When I crawled out of bed to wrangle still drying laundry from the rack, Ryan
was curled up on the couch like a cat at Joe’s feet. He had just gone to sleep moments
before. A couple hours later he was the
last one to exit the passport control building.
Instead of walking back to the van, he proceeded to stroll along with the
large group of elderly Brits on a package tour toward their bus. Visions of Beavis and Butthead Do America are
conjured up.
Last night, Night Birds rocked another European cellar
venue. This time in the heart of
Paris. Unlike Switzerland, the place had
a stage built into it and sitting on a spring system for reasons unbeknownst to
the author. It shook continuously during
their set. Ryan, unaware of this unique
set-up sped through the set as fast as he could for fear that the whole damn
thing was about to fall over and kill them.
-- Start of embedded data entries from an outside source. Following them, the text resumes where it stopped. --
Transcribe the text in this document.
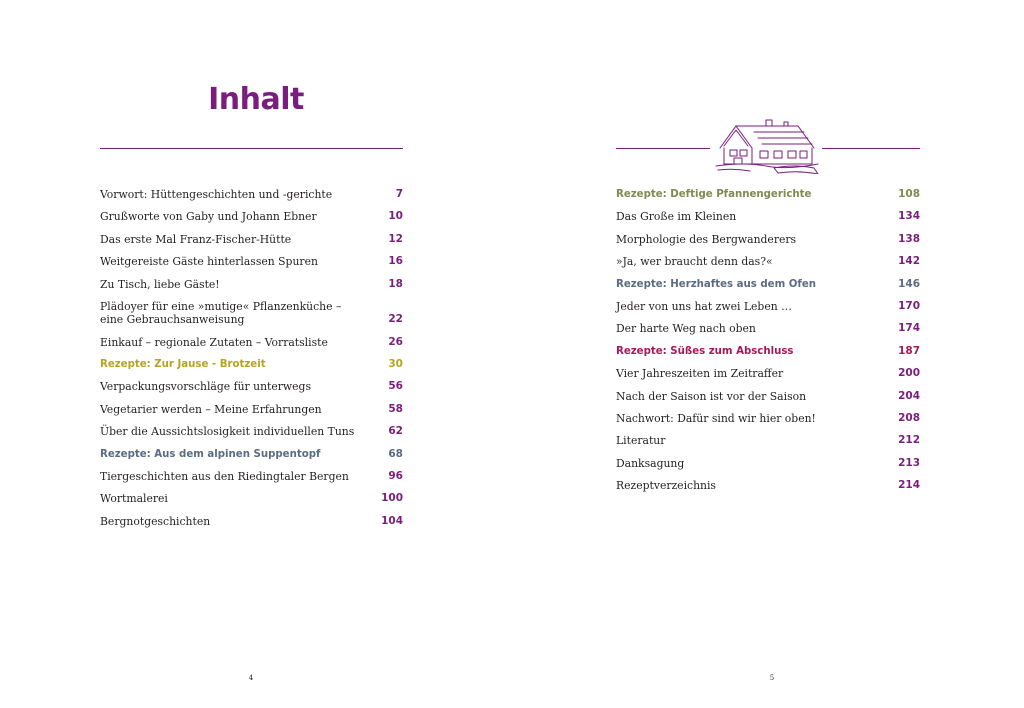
Inhalt
Vorwort: Hüttengeschichten und -gerichte	7
Grußworte von Gaby und Johann Ebner	10
Das erste Mal Franz-Fischer-Hütte	12
Weitgereiste Gäste hinterlassen Spuren	16
Zu Tisch, liebe Gäste!	18
Plädoyer für eine »mutige« Pflanzenküche –
eine Gebrauchsanweisung	22
Einkauf – regionale Zutaten – Vorratsliste	26
Rezepte: Zur Jause - Brotzeit	30
Verpackungsvorschläge für unterwegs	56
Vegetarier werden – Meine Erfahrungen	58
Über die Aussichtslosigkeit individuellen Tuns	62
Rezepte: Aus dem alpinen Suppentopf	68
Tiergeschichten aus den Riedingtaler Bergen	96
Wortmalerei	100
Bergnotgeschichten	104
4
Rezepte: Deftige Pfannengerichte	108
Das Große im Kleinen	134
Morphologie des Bergwanderers	138
»Ja, wer braucht denn das?«	142
Rezepte: Herzhaftes aus dem Ofen	146
Jeder von uns hat zwei Leben …	170
Der harte Weg nach oben	174
Rezepte: Süßes zum Abschluss	187
Vier Jahreszeiten im Zeitraffer	200
Nach der Saison ist vor der Saison	204
Nachwort: Dafür sind wir hier oben!	208
Literatur	212
Danksagung	213
Rezeptverzeichnis	214
5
For his birthday, Brian got the privilege of breaking up the tour’s
first almost fight. For whatever reason,
there was some mosh police at this show.
Fuck ‘em. Have fun and in the
immortal words of Bill and Ted “be excellent to one another.”
Tonight, Night Birds hit London. If only we could get through this fucking
traffic and the author could relieve his stressed bladder. Tonight also starts the final wave of this tour
featuring several discombobulating nights of no sleep and rare opportunities
for daytime napping. In that sense, Ryan
(aka The Wormwood Kid) skipping sleep last night and spending the afternoon in
the loft was a step ahead of the rest of us.